On EKS, machine ids are identical across worker nodes, which makes that value useless for identification. Therefore, there are two changes you should make to the configmap to use the K8s node name instead of machine-id.

  1. In the configmap.yaml, change the top-level config option sendMachineId to false. This will cause the agent to omit the machine_id dimension from all datapoints and instead send the kubernetes_node dimension on all datapoints emitted by the agent.
  2. Under the kubernetes-cluster monitor configuration, set the option useNodeName: true. This will cause that monitor to sync node labels to the kubernetes_node dimension instead of the machine_id dimension.

Note that in EKS there is no concept of a “master” node (at least not that is exposed via the K8s API) and so all nodes will be treated as workers.

Pivotal Container Service (PKS) 🔗

See AWS Elastic Container Service for Kubernetes – the setup for PKS is identical because of the similar lack of reliable machine ids.

Google Container Engine (GKE) 🔗

On GKE, access to the kubelet is highly restricted and service accounts will not work (at least as of GKE 1.9.4). In those environments, you can use the alternative, non-secure port 10255 on the kubelet in the kubelet-stats monitor to get container metrics. The config for that monitor will look like:

monitors:
 - type: kubelet-stats
   kubeletAPI:
     authType: none
     url: http://localhost:10255

As long as you use our standard RBAC resources, this should be the only modification needed to accommodate GKE.

OpenShift 🔗

If you are using OpenShift 3.0+ for your Kubernetes deployment, perform these steps after you complete step 2 in Installation.

OpenShift 3.0 is based on Kubernetes and thus most of the above instructions apply. There are more restrictive security policies that disallow some of the things our agent needs to be effective, such as running in privileged mode and mounting host filesystems to the agent container, as well as reading from the Kubelet and Kubernetes API with service accounts. If you cannot use the default namespace, you will need to modify each resource and the commands below to run in a separate accessible namespace.

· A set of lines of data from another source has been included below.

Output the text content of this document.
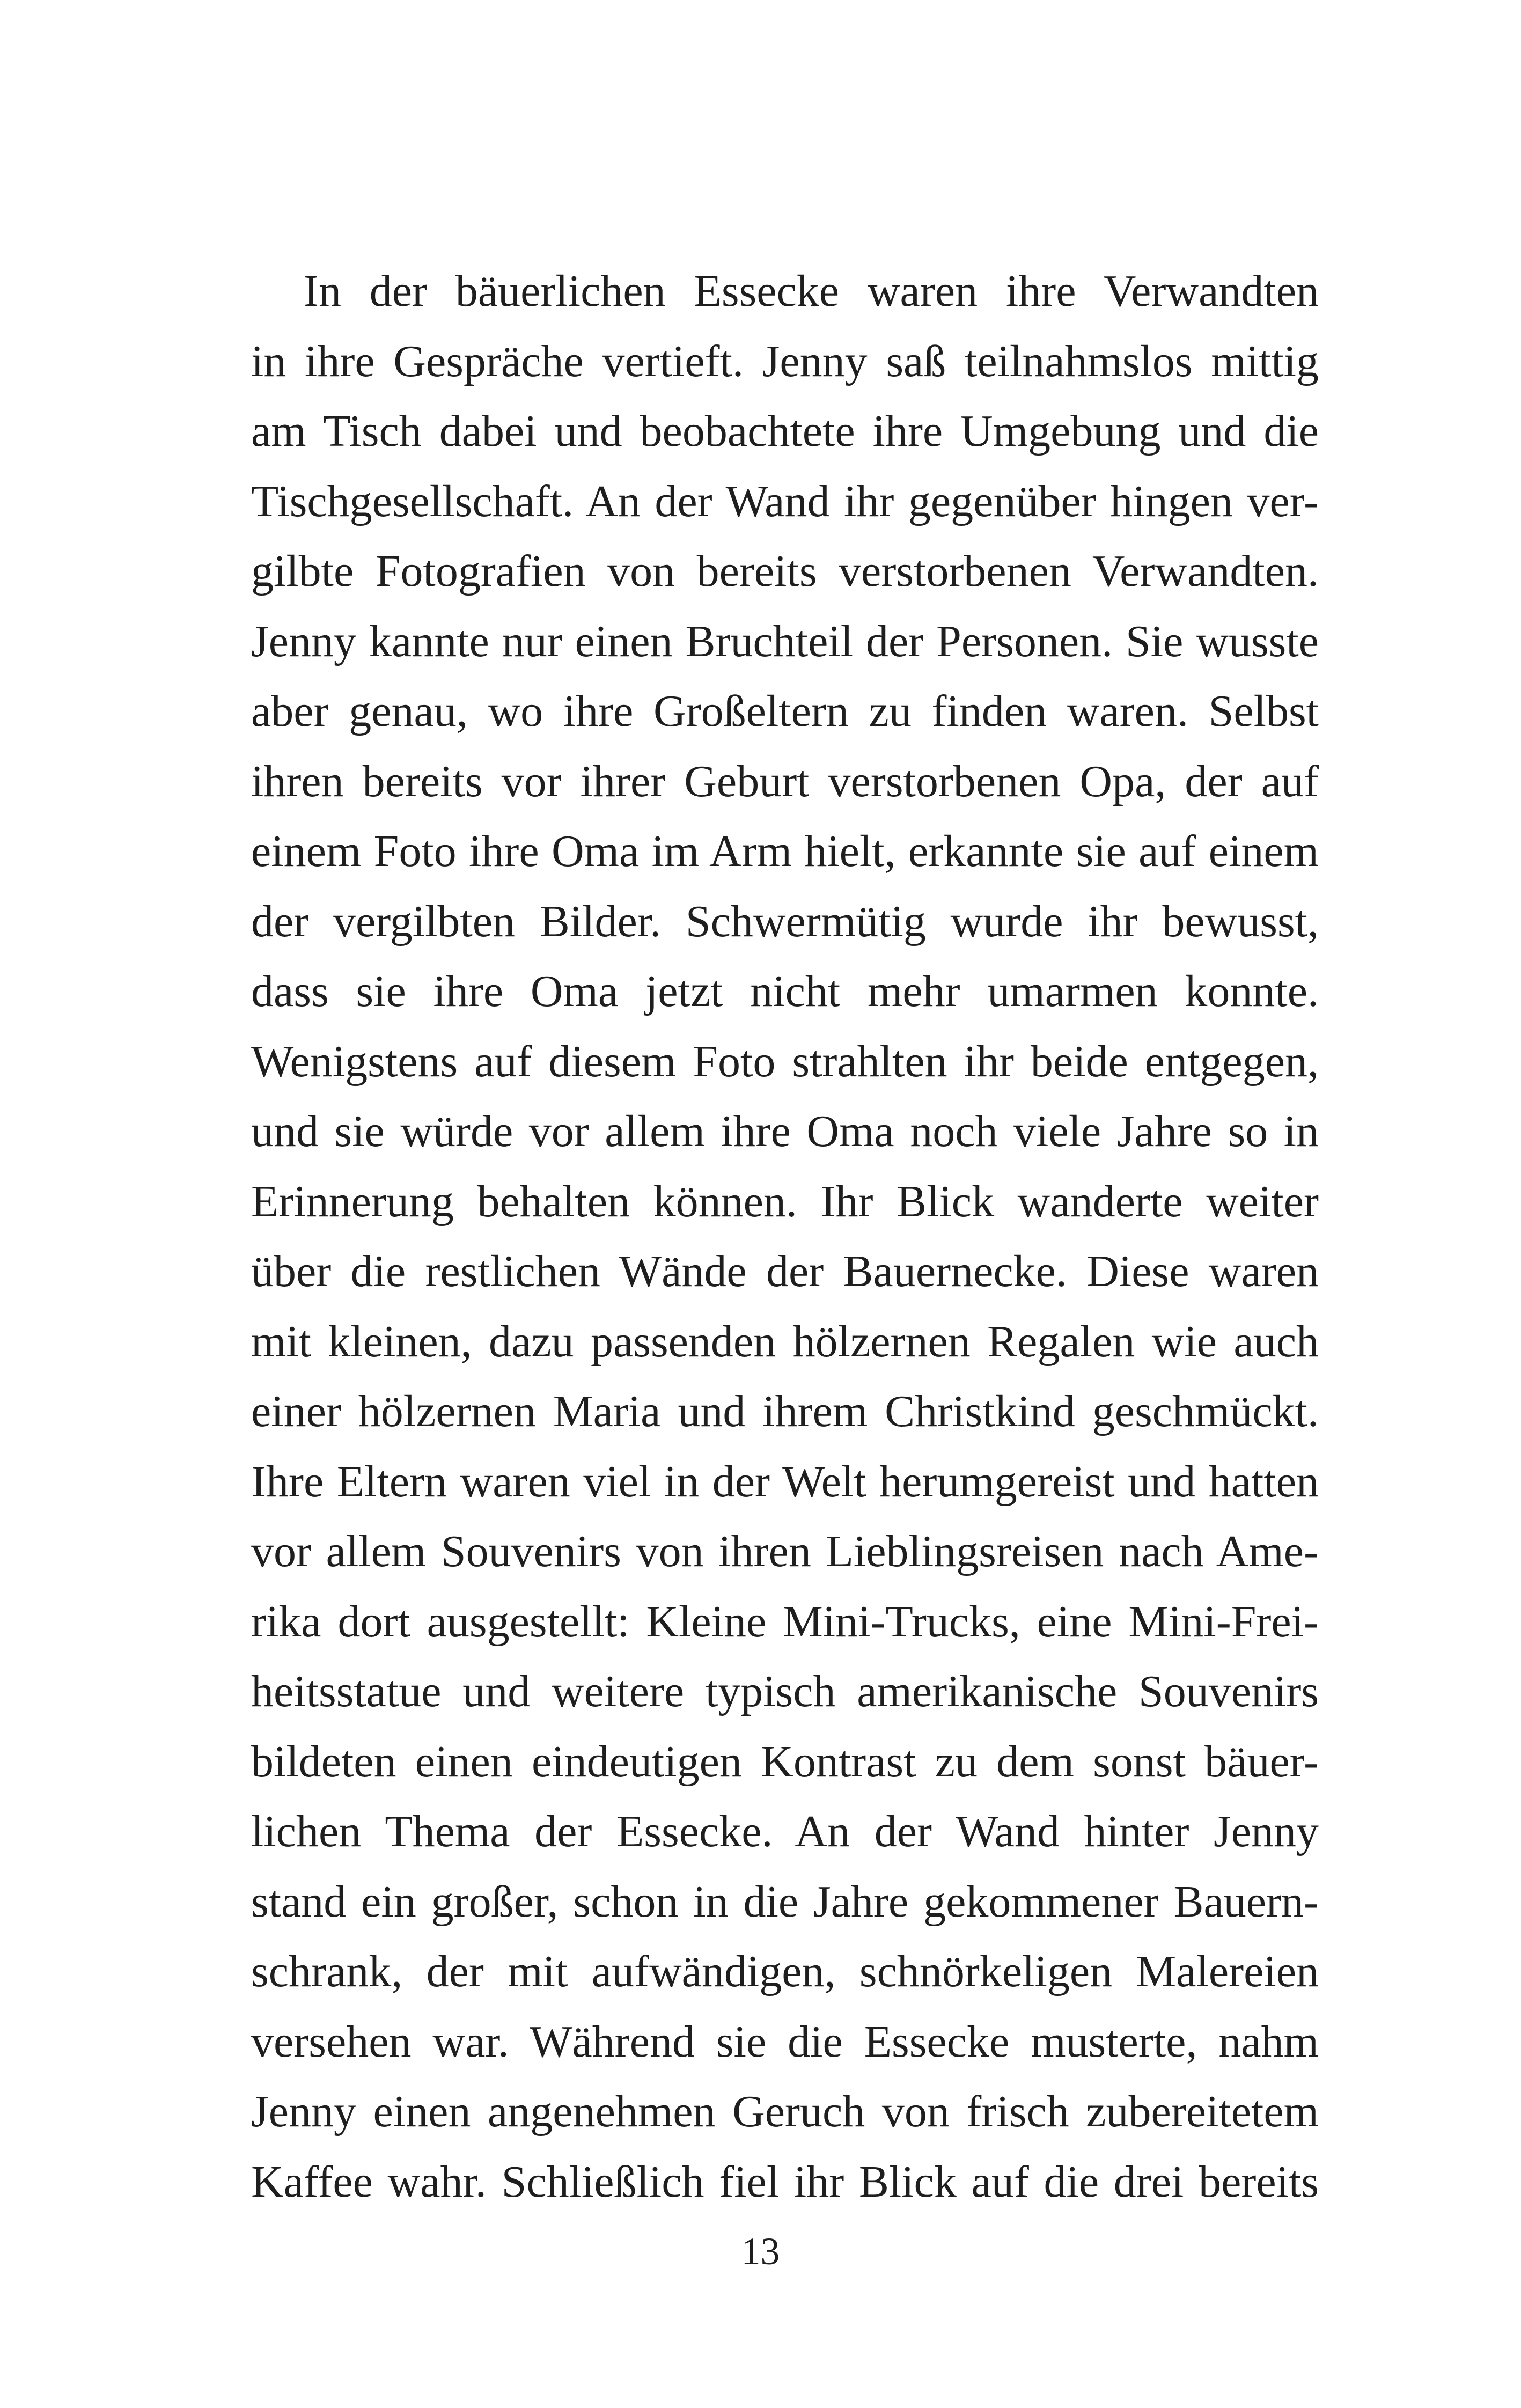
In der bäuerlichen Essecke waren ihre Verwandten
in ihre Gespräche vertieft. Jenny saß teilnahmslos mittig
am Tisch dabei und beobachtete ihre Umgebung und die
Tischgesellschaft. An der Wand ihr gegenüber hingen ver-
gilbte Fotografien von bereits verstorbenen Verwandten.
Jenny kannte nur einen Bruchteil der Personen. Sie wusste
aber genau, wo ihre Großeltern zu finden waren. Selbst
ihren bereits vor ihrer Geburt verstorbenen Opa, der auf
einem Foto ihre Oma im Arm hielt, erkannte sie auf einem
der vergilbten Bilder. Schwermütig wurde ihr bewusst,
dass sie ihre Oma jetzt nicht mehr umarmen konnte.
Wenigstens auf diesem Foto strahlten ihr beide entgegen,
und sie würde vor allem ihre Oma noch viele Jahre so in
Erinnerung behalten können. Ihr Blick wanderte weiter
über die restlichen Wände der Bauernecke. Diese waren
mit kleinen, dazu passenden hölzernen Regalen wie auch
einer hölzernen Maria und ihrem Christkind geschmückt.
Ihre Eltern waren viel in der Welt herumgereist und hatten
vor allem Souvenirs von ihren Lieblingsreisen nach Ame-
rika dort ausgestellt: Kleine Mini-Trucks, eine Mini-Frei-
heitsstatue und weitere typisch amerikanische Souvenirs
bildeten einen eindeutigen Kontrast zu dem sonst bäuer-
lichen Thema der Essecke. An der Wand hinter Jenny
stand ein großer, schon in die Jahre gekommener Bauern-
schrank, der mit aufwändigen, schnörkeligen Malereien
versehen war. Während sie die Essecke musterte, nahm
Jenny einen angenehmen Geruch von frisch zubereitetem
Kaffee wahr. Schließlich fiel ihr Blick auf die drei bereits
13
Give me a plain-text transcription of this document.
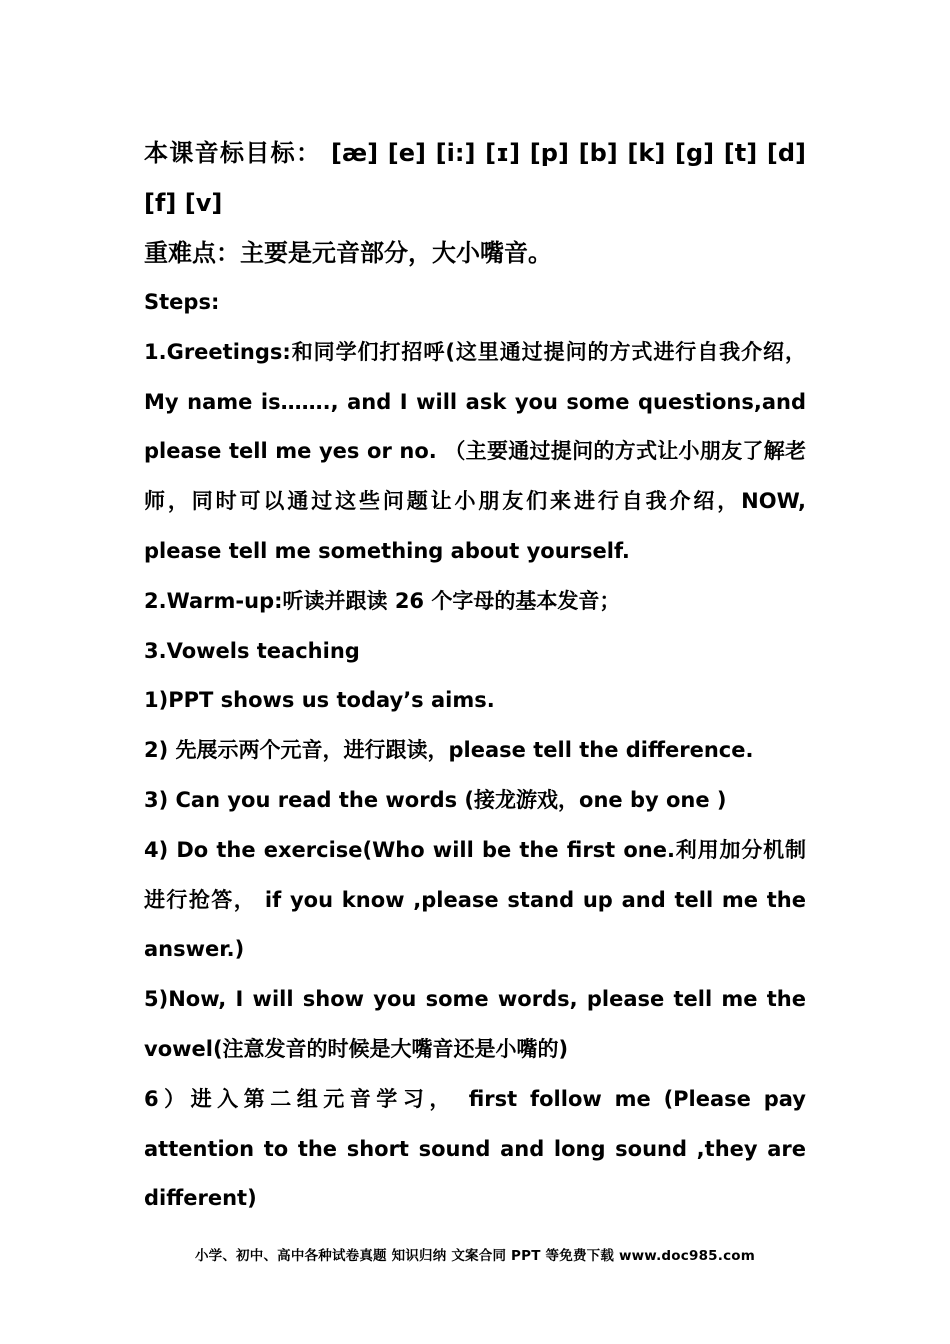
本课音标目标： [æ] [e] [i:] [ɪ] [p] [b] [k] [g] [t] [d] [f] [v]

重难点：主要是元音部分，大小嘴音。

Steps:

1.Greetings:和同学们打招呼(这里通过提问的方式进行自我介绍，My name is……., and I will ask you some questions,and please tell me yes or no. （主要通过提问的方式让小朋友了解老师，同时可以通过这些问题让小朋友们来进行自我介绍，NOW, please tell me something about yourself.

2.Warm-up:听读并跟读 26 个字母的基本发音；

3.Vowels teaching

1)PPT shows us today’s aims.

2) 先展示两个元音，进行跟读，please tell the difference.

3) Can you read the words (接龙游戏，one by one )

4) Do the exercise(Who will be the first one.利用加分机制进行抢答， if you know ,please stand up and tell me the answer.)

5)Now, I will show you some words, please tell me the vowel(注意发音的时候是大嘴音还是小嘴的)

6）进入第二组元音学习， first follow me (Please pay attention to the short sound and long sound ,they are different)

小学、初中、高中各种试卷真题 知识归纳 文案合同 PPT 等免费下载 www.doc985.com
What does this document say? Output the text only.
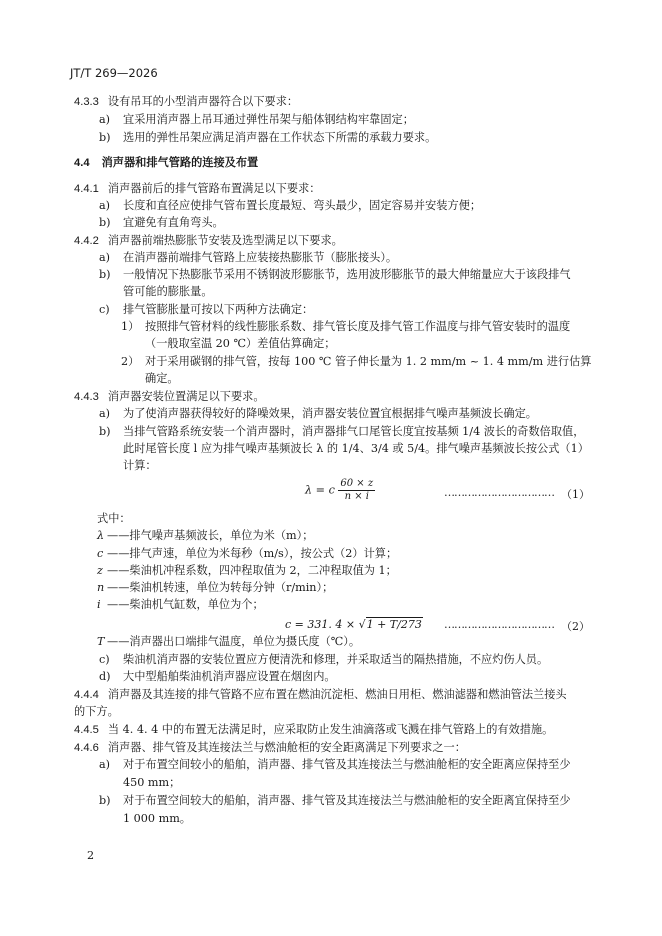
JT/T 269—2026
4.3.3 设有吊耳的小型消声器符合以下要求：
a) 宜采用消声器上吊耳通过弹性吊架与船体钢结构牢靠固定；
b) 选用的弹性吊架应满足消声器在工作状态下所需的承载力要求。
4.4 消声器和排气管路的连接及布置
4.4.1 消声器前后的排气管路布置满足以下要求：
a) 长度和直径应使排气管布置长度最短、弯头最少，固定容易并安装方便；
b) 宜避免有直角弯头。
4.4.2 消声器前端热膨胀节安装及选型满足以下要求。
a) 在消声器前端排气管路上应装接热膨胀节（膨胀接头）。
b) 一般情况下热膨胀节采用不锈钢波形膨胀节，选用波形膨胀节的最大伸缩量应大于该段排气
管可能的膨胀量。
c) 排气管膨胀量可按以下两种方法确定：
1） 按照排气管材料的线性膨胀系数、排气管长度及排气管工作温度与排气管安装时的温度
（一般取室温 20 ℃）差值估算确定；
2） 对于采用碳钢的排气管，按每 100 ℃ 管子伸长量为 1. 2 mm/m ~ 1. 4 mm/m 进行估算
确定。
4.4.3 消声器安装位置满足以下要求。
a) 为了使消声器获得较好的降噪效果，消声器安装位置宜根据排气噪声基频波长确定。
b) 当排气管路系统安装一个消声器时，消声器排气口尾管长度宜按基频 1/4 波长的奇数倍取值，
此时尾管长度 l 应为排气噪声基频波长 λ 的 1/4、3/4 或 5/4。排气噪声基频波长按公式（1）
计算：
λ = c $\frac{60 \times z}{n \times i}$	…………………………… （1）
式中：
λ ——排气噪声基频波长，单位为米（m）；
c ——排气声速，单位为米每秒（m/s），按公式（2）计算；
z ——柴油机冲程系数，四冲程取值为 2，二冲程取值为 1；
n ——柴油机转速，单位为转每分钟（r/min）；
i ——柴油机气缸数，单位为个；
c = 331. 4 × √1 + T/273 …………………………… （2）
T ——消声器出口端排气温度，单位为摄氏度（℃）。
c) 柴油机消声器的安装位置应方便清洗和修理，并采取适当的隔热措施，不应灼伤人员。
d) 大中型船舶柴油机消声器应设置在烟囱内。
4.4.4 消声器及其连接的排气管路不应布置在燃油沉淀柜、燃油日用柜、燃油滤器和燃油管法兰接头
的下方。
4.4.5 当 4. 4. 4 中的布置无法满足时，应采取防止发生油滴落或飞溅在排气管路上的有效措施。
4.4.6 消声器、排气管及其连接法兰与燃油舱柜的安全距离满足下列要求之一：
a) 对于布置空间较小的船舶，消声器、排气管及其连接法兰与燃油舱柜的安全距离应保持至少
450 mm；
b) 对于布置空间较大的船舶，消声器、排气管及其连接法兰与燃油舱柜的安全距离宜保持至少
1 000 mm。
2
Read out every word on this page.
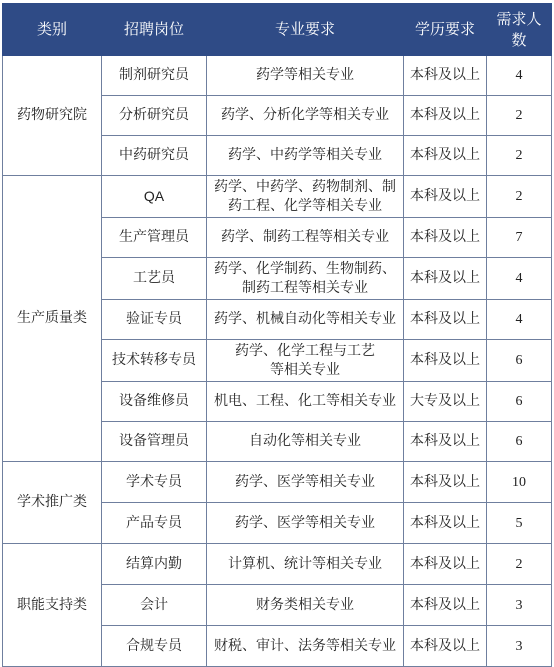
类别	招聘岗位	专业要求	学历要求	需求人
数
药物研究院	制剂研究员	药学等相关专业	本科及以上	4
	分析研究员	药学、分析化学等相关专业	本科及以上	2
	中药研究员	药学、中药学等相关专业	本科及以上	2
生产质量类	QA	药学、中药学、药物制剂、制
药工程、化学等相关专业	本科及以上	2
	生产管理员	药学、制药工程等相关专业	本科及以上	7
	工艺员	药学、化学制药、生物制药、
制药工程等相关专业	本科及以上	4
	验证专员	药学、机械自动化等相关专业	本科及以上	4
	技术转移专员	药学、化学工程与工艺
等相关专业	本科及以上	6
	设备维修员	机电、工程、化工等相关专业	大专及以上	6
	设备管理员	自动化等相关专业	本科及以上	6
学术推广类	学术专员	药学、医学等相关专业	本科及以上	10
	产品专员	药学、医学等相关专业	本科及以上	5
职能支持类	结算内勤	计算机、统计等相关专业	本科及以上	2
	会计	财务类相关专业	本科及以上	3
	合规专员	财税、审计、法务等相关专业	本科及以上	3
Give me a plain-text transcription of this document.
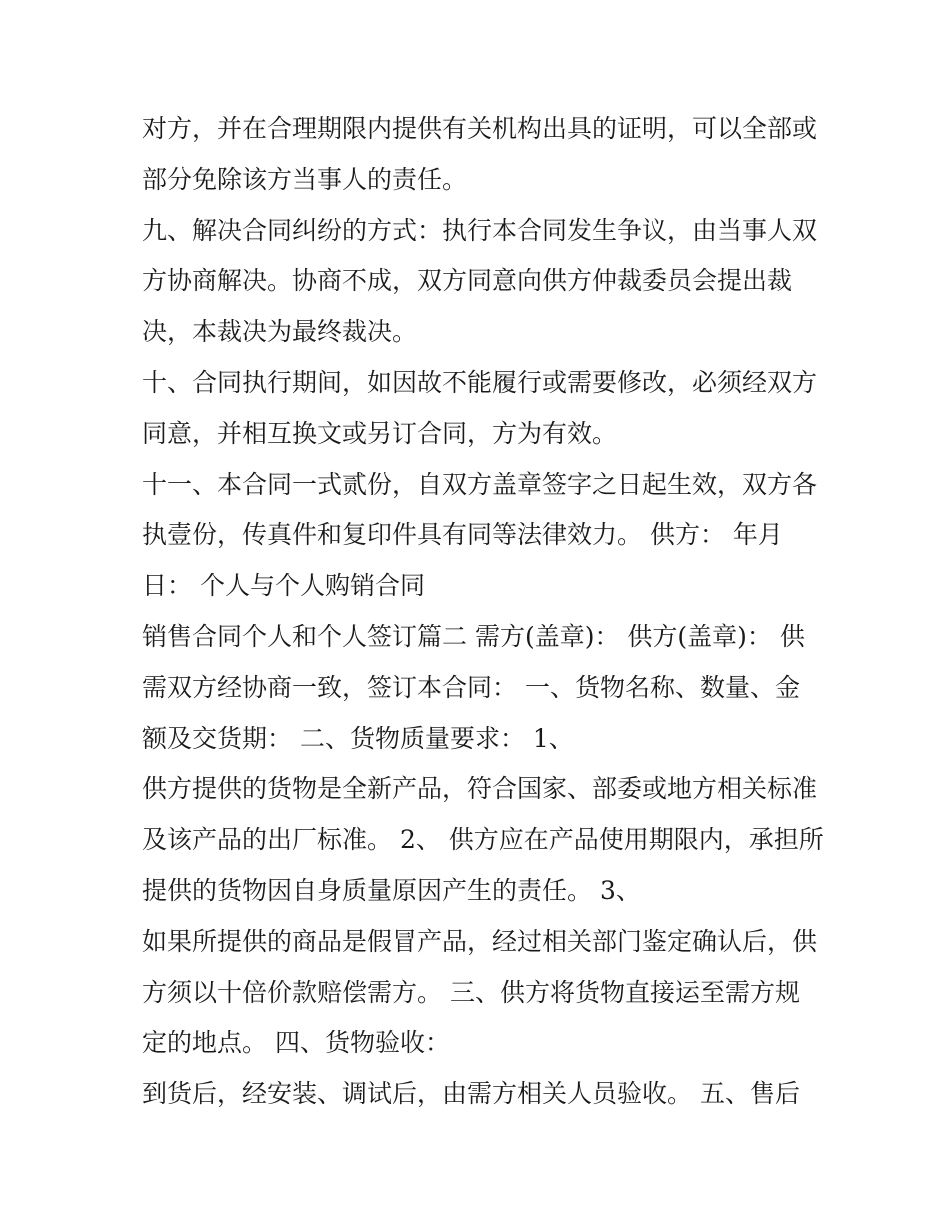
对方，并在合理期限内提供有关机构出具的证明，可以全部或
部分免除该方当事人的责任。
九、解决合同纠纷的方式：执行本合同发生争议，由当事人双
方协商解决。协商不成，双方同意向供方仲裁委员会提出裁
决，本裁决为最终裁决。
十、合同执行期间，如因故不能履行或需要修改，必须经双方
同意，并相互换文或另订合同，方为有效。
十一、本合同一式贰份，自双方盖章签字之日起生效，双方各
执壹份，传真件和复印件具有同等法律效力。 供方： 年月
日： 个人与个人购销合同
销售合同个人和个人签订篇二 需方(盖章)： 供方(盖章)： 供
需双方经协商一致，签订本合同： 一、货物名称、数量、金
额及交货期： 二、货物质量要求： 1、
供方提供的货物是全新产品，符合国家、部委或地方相关标准
及该产品的出厂标准。 2、 供方应在产品使用期限内，承担所
提供的货物因自身质量原因产生的责任。 3、
如果所提供的商品是假冒产品，经过相关部门鉴定确认后，供
方须以十倍价款赔偿需方。 三、供方将货物直接运至需方规
定的地点。 四、货物验收：
到货后，经安装、调试后，由需方相关人员验收。 五、售后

First we need a service account for the agent (you will need to be a cluster administrator to do the following):

oc create serviceaccount signalfx-agent

We need to make the agent run as root in the container:

oc adm policy add-cluster-role-to-user anyuid system:serviceaccount:default:signalfx-agent

Next we need to add this service account to the privileged SCC. Run oc edit scc privileged and add the signalfx-agent service account at the end of the users list:

    users: ...
    - system:serviceaccount:default:signalfx-agent

Finally in the daemonset config for the agent, you need to add the name of the service account created above. Add the following line in the spec section of the agent daemonset (see above for the base daemonset config file):

serviceAccountName: signalfx-agent

Now you should be able to follow the instructions above and have the agent running in short order.